Talvez os assessores do António Costa receiem que a popularidade estratosférica do presidente Marcelo, baseada na sua capacidade de construir "afectos", na simpatia natural e na piada fácil e carregada de inegável sentido de humor, lhe possa vir a fazer sombra se um dia a relação esfriar, e acreditem que a relação há-de esfriar, e talvez lhe tenham aconselhado a ser também afectuoso e engraçado? Talvez lhe tenha saído da sua própria cabecinha que consegue ser engraçado e vale a pena aumentar a sua popularidade à custa do humor que Deus lhe deu?
A verdade é que, de há uns tempos para cá, o primeiro-ministro tem vindo a desempenhar quase diariamente números de stand-up.
Começou pela oferta pública ao presidente, durante o fim-de-semana idílico e cúmplice que mantiveram em Paris, e eles terão sempre Paris, de um postal do quadro "O salto do coelho" do Amadeo de Souza Cardoso, acompanhado da explicação "Há uns que saltam, outros não", não fosse o presidente ser incapaz da atingir sem ajuda a piada da coisa, baseada, e eu presto aos leitores o serviço público de a explicar, na vaca voadora e no apelido do líder da oposição. Coelho, voador. Percebem? As comitivas riram-se, as comitivas riem-se sempre, quanto mais não seja por passarem uns dias a passear em Paris à custa dos contribuintes, mas o presidente não se chegou a rir. Coitado, o preço de manter relações de cumplicidade com morcões é encorajá-los a partilharem as suas anedotas, e ter que as ouvir.
Seguiu-se, no São João passado no Porto, o remake do lançamento do microfone da CMTV pelo Cristiano Ronaldo, em que o folião do primeiro-ministro pegou, mas não chegou a lançar, o microfone, e explicou, e a explicação ajudou a esclarecer quem não conseguisse atingir sem explicação o alcance da piada, que "Isto afinal lança-se bem, não é preciso muita força", e a comitiva, como não podia deixar de ser, riu-se.
Não se dando ainda por satisfeito com a exibição de tanto humor, ou encorajado pelo sucesso junto da comitiva, chegou às jornadas parlamentares do PS nos Açores e decidiu brincar com o Brexit, desta vez com uma estatística que não teria ficado deslocada ao Américo Tomaz que, no entanto, em parvoíce, estava longe do que se faz hoje em dia, que os tempos eram outros, com a piada "Agora que a Europa vai perder algumas ilhas atlânticas, há 13 ilhas atlânticas que só Portugal pode dar à União Europeia", que desencadeou, naturalmente, risos na comitiva.
Não se sabe se, satisfeito com o sucesso, hoje repetiu a piada em Bruxelas, aos ingleses e aos europeus.
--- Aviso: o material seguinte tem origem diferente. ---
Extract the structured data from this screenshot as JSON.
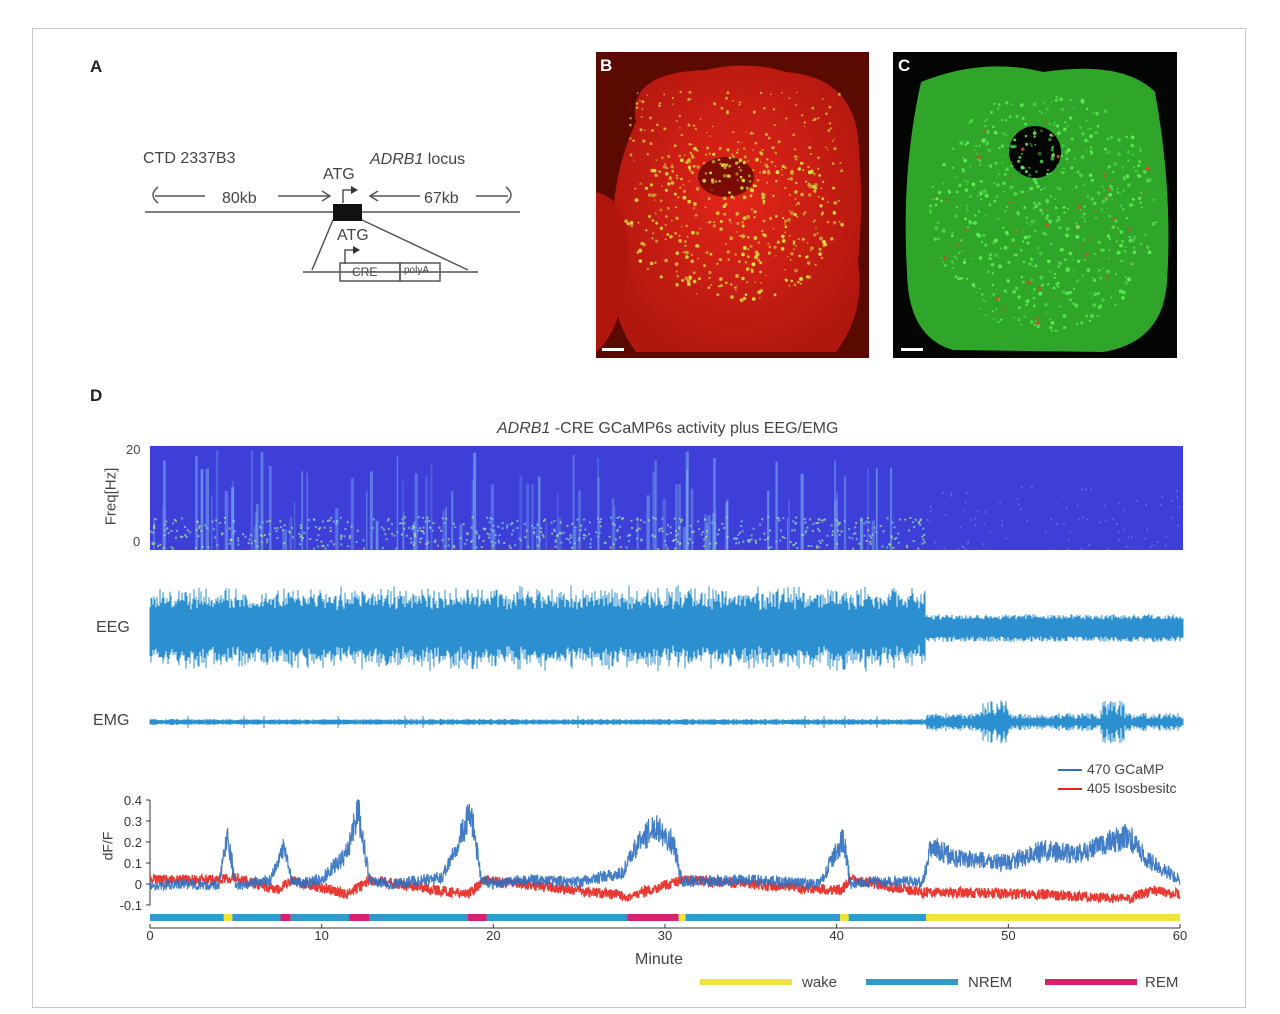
{
  "panels": {
    "a": "A",
    "b": "B",
    "c": "C",
    "d": "D"
  },
  "construct": {
    "bac_name": "CTD 2337B3",
    "locus_gene": "ADRB1",
    "locus_suffix": " locus",
    "atg_top": "ATG",
    "atg_bottom": "ATG",
    "left_length": "80kb",
    "right_length": "67kb",
    "cre_label": "CRE",
    "polya_label": "polyA"
  },
  "figure_d": {
    "title_gene": "ADRB1",
    "title_rest": " -CRE GCaMP6s activity plus EEG/EMG",
    "spectrogram_ylabel": "Freq[Hz]",
    "spectrogram_yticks": [
      "20",
      "0"
    ],
    "eeg_label": "EEG",
    "emg_label": "EMG",
    "dff_ylabel": "dF/F"
  },
  "colors": {
    "gcamp": "#2e6fc0",
    "isosbestic": "#e8231c",
    "wake": "#f0e23a",
    "nrem": "#2f9ad0",
    "rem": "#d6226e",
    "spectrogram_bg": "#3d3fd8",
    "eeg": "#2b8fd0"
  },
  "chart_data": {
    "type": "line",
    "xlabel": "Minute",
    "ylabel": "dF/F",
    "xlim": [
      0,
      60
    ],
    "ylim": [
      -0.1,
      0.4
    ],
    "x_ticks": [
      "0",
      "10",
      "20",
      "30",
      "40",
      "50",
      "60"
    ],
    "y_ticks": [
      "0.4",
      "0.3",
      "0.2",
      "0.1",
      "0",
      "-0.1"
    ],
    "legend_placement": "top-right",
    "series": [
      {
        "name": "470 GCaMP",
        "x": [
          0,
          2,
          4,
          4.5,
          5,
          7,
          7.8,
          8.3,
          10,
          11.5,
          12.1,
          12.8,
          14,
          17,
          18.7,
          19.3,
          20,
          22,
          25,
          27.5,
          28.5,
          29.5,
          30.5,
          31,
          35,
          39,
          40.4,
          40.8,
          42,
          45,
          45.5,
          47,
          50,
          52,
          54,
          56,
          57,
          58,
          60
        ],
        "y": [
          -0.01,
          0,
          -0.01,
          0.24,
          -0.01,
          0.02,
          0.17,
          0,
          0.02,
          0.15,
          0.36,
          0.02,
          0,
          0.03,
          0.34,
          0.02,
          0,
          0.02,
          0.01,
          0.05,
          0.2,
          0.28,
          0.19,
          0.01,
          0.02,
          0,
          0.22,
          0,
          0.01,
          0.01,
          0.18,
          0.12,
          0.1,
          0.16,
          0.14,
          0.2,
          0.23,
          0.12,
          0.02
        ]
      },
      {
        "name": "405 Isosbesitc",
        "x": [
          0,
          4,
          5,
          7.5,
          8.2,
          11.5,
          12.8,
          18.5,
          19.5,
          28,
          31,
          40.3,
          40.8,
          45,
          47,
          52,
          57,
          58.5,
          60
        ],
        "y": [
          0.02,
          0.02,
          0.03,
          -0.03,
          0.02,
          -0.05,
          0.02,
          -0.05,
          0.02,
          -0.06,
          0.02,
          -0.03,
          0.02,
          -0.04,
          -0.04,
          -0.05,
          -0.07,
          -0.03,
          -0.05
        ]
      }
    ],
    "sleep_states": {
      "legend": [
        "wake",
        "NREM",
        "REM"
      ],
      "segments": [
        {
          "state": "NREM",
          "start": 0,
          "end": 4.3
        },
        {
          "state": "wake",
          "start": 4.3,
          "end": 4.8
        },
        {
          "state": "NREM",
          "start": 4.8,
          "end": 7.6
        },
        {
          "state": "REM",
          "start": 7.6,
          "end": 8.2
        },
        {
          "state": "NREM",
          "start": 8.2,
          "end": 11.6
        },
        {
          "state": "REM",
          "start": 11.6,
          "end": 12.8
        },
        {
          "state": "NREM",
          "start": 12.8,
          "end": 18.5
        },
        {
          "state": "REM",
          "start": 18.5,
          "end": 19.6
        },
        {
          "state": "NREM",
          "start": 19.6,
          "end": 27.8
        },
        {
          "state": "REM",
          "start": 27.8,
          "end": 30.8
        },
        {
          "state": "wake",
          "start": 30.8,
          "end": 31.2
        },
        {
          "state": "NREM",
          "start": 31.2,
          "end": 40.2
        },
        {
          "state": "wake",
          "start": 40.2,
          "end": 40.7
        },
        {
          "state": "NREM",
          "start": 40.7,
          "end": 45.2
        },
        {
          "state": "wake",
          "start": 45.2,
          "end": 60
        }
      ]
    }
  }
}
Se repetiu, só há uma coisa certa nesta vida: a comitiva riu-se.
Só há uma coisa que os assessores se esqueceram, ou não tiveram coragem, ou tempo, de lhe explicar. É que o exercício do humor exige cultura, inteligência, rapidez de raciocínio, capacidade de contar em simultâneo histórias diferentes se vistas de pontos de vida diferentes, de ironia, de surpreender o receptor. Qualidades que ele, "vamoláver", na sua figurinha de brutamontes que nem consegue articular frases completas em português corrente, não tem. No esforço por acompanhar o palhaço rico, não consegue fazer melhor do que fazer figura de palhaço pobre. Mas está bem assim, que é isso que se quer.
E, do mal o menos. Podia ser bem pior se ele se sobre-entusiasmasse com as competências no bailado, que certamente lhe vêm dos anos no Conservatório. Não percamos a esperança que ele se mantenha no ramo do humor.